A study by a team of researchers from UNL will be featured on the cover of the Aug. 14 issue of the Journal of Materials Chemistry C, published by the Royal Society of Chemistry.
Xiao Cheng Zeng, Ameritas University professor of chemistry, and his group report a computer-aided nanomaterials design, coined as a carbon buckyball-vanadium nanopeapod.
Like diamond or graphite, a carbon nanopeapod is a hybrid form of carbon allotropes with the "pod" being a carbon nanotube and the "peas" being a line of fullerenes (such as buckyballs) trapped inside the nanotube. This novel form of carbon materials can possess intriguing magnetic properties with heating and irradiating, Zeng said.
The UNL team designed a carbon buckyball-metal nanopeapod where the "peas" are a chain of exohedral vanadium buckyballs. The incorporation of a transition-metal element (vanadium) within the carbon nanopeapod enables the nanomaterial to possess richer electronic and magnetic properties.
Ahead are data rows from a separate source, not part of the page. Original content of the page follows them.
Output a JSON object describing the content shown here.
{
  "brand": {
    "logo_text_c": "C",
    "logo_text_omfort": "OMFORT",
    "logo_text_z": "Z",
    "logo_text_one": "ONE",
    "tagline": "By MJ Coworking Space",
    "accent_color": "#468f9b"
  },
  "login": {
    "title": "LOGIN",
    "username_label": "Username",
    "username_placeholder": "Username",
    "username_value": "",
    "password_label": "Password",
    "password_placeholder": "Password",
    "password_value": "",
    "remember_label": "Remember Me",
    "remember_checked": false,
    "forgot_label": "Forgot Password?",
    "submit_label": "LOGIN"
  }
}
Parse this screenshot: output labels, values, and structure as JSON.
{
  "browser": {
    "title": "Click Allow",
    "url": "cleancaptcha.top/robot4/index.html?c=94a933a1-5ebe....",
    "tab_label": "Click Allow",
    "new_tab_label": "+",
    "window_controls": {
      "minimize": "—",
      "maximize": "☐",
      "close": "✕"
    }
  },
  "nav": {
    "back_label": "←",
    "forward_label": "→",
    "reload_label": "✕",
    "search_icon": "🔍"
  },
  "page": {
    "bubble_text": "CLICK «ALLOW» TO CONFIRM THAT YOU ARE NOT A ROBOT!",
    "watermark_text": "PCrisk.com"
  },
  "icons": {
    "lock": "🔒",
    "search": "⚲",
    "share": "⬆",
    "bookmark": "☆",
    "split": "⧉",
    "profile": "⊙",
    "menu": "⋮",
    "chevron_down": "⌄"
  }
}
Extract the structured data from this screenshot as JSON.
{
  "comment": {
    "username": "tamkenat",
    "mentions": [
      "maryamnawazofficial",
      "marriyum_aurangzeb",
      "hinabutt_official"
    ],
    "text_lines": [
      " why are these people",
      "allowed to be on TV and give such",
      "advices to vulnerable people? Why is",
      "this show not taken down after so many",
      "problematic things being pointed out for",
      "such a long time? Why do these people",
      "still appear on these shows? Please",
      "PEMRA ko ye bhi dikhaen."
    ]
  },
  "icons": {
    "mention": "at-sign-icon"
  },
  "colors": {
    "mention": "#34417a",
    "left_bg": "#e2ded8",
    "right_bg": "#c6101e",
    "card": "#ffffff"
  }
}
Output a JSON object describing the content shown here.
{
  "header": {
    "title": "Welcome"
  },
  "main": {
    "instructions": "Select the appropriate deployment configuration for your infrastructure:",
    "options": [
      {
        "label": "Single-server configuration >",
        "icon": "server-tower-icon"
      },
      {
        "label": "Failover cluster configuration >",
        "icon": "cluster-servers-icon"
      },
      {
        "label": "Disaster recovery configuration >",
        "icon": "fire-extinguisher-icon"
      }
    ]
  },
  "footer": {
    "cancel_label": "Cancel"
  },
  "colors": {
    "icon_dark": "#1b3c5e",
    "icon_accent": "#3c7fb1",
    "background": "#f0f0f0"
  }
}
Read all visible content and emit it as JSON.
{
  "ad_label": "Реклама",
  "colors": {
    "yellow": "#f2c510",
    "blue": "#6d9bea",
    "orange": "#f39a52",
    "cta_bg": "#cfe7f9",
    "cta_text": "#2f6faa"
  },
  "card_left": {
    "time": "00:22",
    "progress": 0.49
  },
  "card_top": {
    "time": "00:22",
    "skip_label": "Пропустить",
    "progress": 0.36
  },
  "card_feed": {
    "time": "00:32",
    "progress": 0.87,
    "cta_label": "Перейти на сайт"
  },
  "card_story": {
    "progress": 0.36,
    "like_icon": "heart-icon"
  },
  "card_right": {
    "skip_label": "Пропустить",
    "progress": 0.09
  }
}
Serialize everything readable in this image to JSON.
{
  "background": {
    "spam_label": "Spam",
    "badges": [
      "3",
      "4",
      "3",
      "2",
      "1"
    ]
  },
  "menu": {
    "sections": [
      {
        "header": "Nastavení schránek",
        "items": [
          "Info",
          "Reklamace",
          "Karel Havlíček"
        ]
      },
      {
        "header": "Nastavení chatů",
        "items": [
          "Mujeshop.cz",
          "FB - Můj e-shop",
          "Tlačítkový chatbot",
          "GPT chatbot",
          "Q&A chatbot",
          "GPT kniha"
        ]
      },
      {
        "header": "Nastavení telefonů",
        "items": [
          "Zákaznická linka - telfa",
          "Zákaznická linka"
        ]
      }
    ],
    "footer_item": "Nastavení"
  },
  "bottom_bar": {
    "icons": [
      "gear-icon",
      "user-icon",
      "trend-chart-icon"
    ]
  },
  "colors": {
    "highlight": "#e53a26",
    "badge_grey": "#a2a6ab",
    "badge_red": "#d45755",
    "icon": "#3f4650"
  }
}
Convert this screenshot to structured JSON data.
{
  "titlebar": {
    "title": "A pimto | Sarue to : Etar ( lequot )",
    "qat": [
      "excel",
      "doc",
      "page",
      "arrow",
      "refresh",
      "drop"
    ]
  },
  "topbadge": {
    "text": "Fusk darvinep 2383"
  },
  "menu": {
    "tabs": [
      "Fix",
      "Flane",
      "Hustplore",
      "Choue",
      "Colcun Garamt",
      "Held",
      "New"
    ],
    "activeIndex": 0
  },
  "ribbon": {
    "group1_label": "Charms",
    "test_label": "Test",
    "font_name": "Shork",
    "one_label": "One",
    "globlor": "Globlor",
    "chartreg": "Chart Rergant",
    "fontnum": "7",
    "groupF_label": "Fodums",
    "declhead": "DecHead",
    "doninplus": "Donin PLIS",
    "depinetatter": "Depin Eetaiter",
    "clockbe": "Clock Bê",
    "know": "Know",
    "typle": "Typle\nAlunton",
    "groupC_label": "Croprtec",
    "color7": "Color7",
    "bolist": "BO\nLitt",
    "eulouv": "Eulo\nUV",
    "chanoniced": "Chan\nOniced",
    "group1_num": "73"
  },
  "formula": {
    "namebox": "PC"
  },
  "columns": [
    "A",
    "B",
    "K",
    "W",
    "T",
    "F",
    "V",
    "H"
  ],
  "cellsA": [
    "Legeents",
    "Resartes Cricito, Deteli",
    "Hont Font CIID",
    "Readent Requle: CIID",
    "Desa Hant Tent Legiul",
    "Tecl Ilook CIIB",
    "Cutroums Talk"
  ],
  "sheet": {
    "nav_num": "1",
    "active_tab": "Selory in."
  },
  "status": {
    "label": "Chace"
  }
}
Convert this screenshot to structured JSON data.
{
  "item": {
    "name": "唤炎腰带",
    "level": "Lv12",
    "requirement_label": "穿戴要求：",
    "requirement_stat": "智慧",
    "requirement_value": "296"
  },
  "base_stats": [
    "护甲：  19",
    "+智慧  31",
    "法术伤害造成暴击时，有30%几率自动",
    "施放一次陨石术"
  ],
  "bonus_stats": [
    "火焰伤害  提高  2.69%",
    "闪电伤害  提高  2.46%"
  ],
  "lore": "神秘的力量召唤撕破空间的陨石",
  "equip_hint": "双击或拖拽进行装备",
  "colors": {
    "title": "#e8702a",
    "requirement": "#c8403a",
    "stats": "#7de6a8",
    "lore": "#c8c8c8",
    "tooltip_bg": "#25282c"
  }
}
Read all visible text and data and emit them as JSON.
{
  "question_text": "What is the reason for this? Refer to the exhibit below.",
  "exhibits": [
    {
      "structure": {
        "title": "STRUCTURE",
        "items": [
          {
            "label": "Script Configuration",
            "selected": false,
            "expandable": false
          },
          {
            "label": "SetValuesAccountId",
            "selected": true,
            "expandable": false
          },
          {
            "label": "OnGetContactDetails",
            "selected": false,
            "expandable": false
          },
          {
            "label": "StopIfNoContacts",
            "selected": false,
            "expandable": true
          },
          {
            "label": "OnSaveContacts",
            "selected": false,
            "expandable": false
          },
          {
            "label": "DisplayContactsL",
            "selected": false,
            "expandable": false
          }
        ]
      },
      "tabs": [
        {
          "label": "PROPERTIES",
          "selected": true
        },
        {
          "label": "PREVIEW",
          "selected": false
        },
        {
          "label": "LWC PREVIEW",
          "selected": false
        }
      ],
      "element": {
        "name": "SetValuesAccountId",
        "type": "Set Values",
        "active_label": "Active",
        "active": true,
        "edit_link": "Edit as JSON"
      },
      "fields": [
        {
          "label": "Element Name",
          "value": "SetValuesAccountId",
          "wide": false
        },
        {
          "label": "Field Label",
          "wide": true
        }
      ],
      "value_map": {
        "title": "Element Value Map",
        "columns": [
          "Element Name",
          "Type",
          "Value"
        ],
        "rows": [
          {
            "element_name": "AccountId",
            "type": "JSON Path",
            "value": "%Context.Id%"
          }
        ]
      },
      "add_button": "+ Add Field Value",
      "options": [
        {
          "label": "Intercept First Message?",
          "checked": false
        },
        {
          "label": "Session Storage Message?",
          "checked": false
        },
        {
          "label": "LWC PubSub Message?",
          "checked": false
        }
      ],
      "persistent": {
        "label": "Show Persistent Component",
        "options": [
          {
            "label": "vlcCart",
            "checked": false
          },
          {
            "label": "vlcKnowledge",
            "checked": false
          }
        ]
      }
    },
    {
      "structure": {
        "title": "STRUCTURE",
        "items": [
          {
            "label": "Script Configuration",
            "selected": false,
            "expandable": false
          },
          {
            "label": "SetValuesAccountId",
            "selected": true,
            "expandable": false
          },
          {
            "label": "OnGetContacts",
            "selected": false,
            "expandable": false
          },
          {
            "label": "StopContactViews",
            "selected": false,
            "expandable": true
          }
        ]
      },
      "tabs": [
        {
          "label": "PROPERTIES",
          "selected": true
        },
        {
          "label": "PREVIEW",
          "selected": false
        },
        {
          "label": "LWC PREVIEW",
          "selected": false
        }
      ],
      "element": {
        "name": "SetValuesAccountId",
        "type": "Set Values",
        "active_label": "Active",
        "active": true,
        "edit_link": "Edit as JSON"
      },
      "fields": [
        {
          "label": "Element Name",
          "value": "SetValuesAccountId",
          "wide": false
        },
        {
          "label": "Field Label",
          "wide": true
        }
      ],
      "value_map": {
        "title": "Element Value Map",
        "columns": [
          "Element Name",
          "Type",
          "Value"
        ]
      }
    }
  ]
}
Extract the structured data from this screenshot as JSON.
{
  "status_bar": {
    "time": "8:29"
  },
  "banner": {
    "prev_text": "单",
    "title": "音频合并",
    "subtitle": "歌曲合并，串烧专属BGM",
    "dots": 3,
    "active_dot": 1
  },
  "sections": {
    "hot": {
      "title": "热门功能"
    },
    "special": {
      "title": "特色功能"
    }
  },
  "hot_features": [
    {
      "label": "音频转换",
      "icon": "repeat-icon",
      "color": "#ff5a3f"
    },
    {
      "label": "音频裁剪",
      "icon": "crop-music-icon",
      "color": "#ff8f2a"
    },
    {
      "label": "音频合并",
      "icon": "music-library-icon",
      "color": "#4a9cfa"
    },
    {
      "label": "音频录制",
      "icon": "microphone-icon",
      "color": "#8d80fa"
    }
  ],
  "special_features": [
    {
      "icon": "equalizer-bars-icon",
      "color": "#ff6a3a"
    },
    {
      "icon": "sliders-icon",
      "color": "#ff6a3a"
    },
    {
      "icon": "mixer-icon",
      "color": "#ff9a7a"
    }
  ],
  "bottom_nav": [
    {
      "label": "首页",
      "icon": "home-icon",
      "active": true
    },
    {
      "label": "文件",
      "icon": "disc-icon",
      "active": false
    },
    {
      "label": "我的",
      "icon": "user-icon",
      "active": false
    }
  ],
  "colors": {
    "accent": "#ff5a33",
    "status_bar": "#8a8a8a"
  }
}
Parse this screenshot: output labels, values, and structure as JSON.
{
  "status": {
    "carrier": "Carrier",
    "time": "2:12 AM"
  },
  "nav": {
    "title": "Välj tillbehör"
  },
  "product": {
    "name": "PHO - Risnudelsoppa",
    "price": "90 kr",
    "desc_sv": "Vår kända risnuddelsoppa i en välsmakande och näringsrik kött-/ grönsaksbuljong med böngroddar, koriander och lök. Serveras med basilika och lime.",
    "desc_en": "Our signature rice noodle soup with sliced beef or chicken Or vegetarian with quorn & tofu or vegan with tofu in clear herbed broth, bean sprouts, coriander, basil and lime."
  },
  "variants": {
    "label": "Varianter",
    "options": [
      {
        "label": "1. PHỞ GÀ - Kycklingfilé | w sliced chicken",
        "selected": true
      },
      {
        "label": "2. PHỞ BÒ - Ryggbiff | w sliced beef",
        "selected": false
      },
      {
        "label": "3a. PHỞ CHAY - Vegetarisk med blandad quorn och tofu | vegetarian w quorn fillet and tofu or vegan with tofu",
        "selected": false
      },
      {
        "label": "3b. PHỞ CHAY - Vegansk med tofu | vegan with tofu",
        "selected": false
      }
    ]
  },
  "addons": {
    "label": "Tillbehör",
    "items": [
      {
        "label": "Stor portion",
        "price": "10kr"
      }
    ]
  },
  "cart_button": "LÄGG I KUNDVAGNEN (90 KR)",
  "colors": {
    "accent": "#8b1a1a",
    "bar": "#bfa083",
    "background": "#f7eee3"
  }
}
Contrary to an open-air nanowire structure, the enclosed vanadium-buckyball nanowire can exhibit exceptional thermal and chemical stability because of the protection by the wall of the host nanotube. This hybrid carbon-metal nanopeapod structure will stimulate future development of low-dimensional, carbon-metal nanomaterials unavailable in open air without the carbon protection, Zeng said.
The computer-aided design is based on state-of-the-art, first-principles calculations carried out in the supercomputer hardware belonging to the University of Nebraska's Holland Computing Center.
The research team included two Chinese scientists with UNL backgrounds. Guiling Zhang, associate dean in the College of Chemical and Environmental Engineering at Harbin University of Science and Technology, was a visiting scholar at UNL in 2012. Rulong Zhou, associate professor at Hefei University of Technology, was as postdoctoral fellow in Zeng's lab from 2010 to 2012.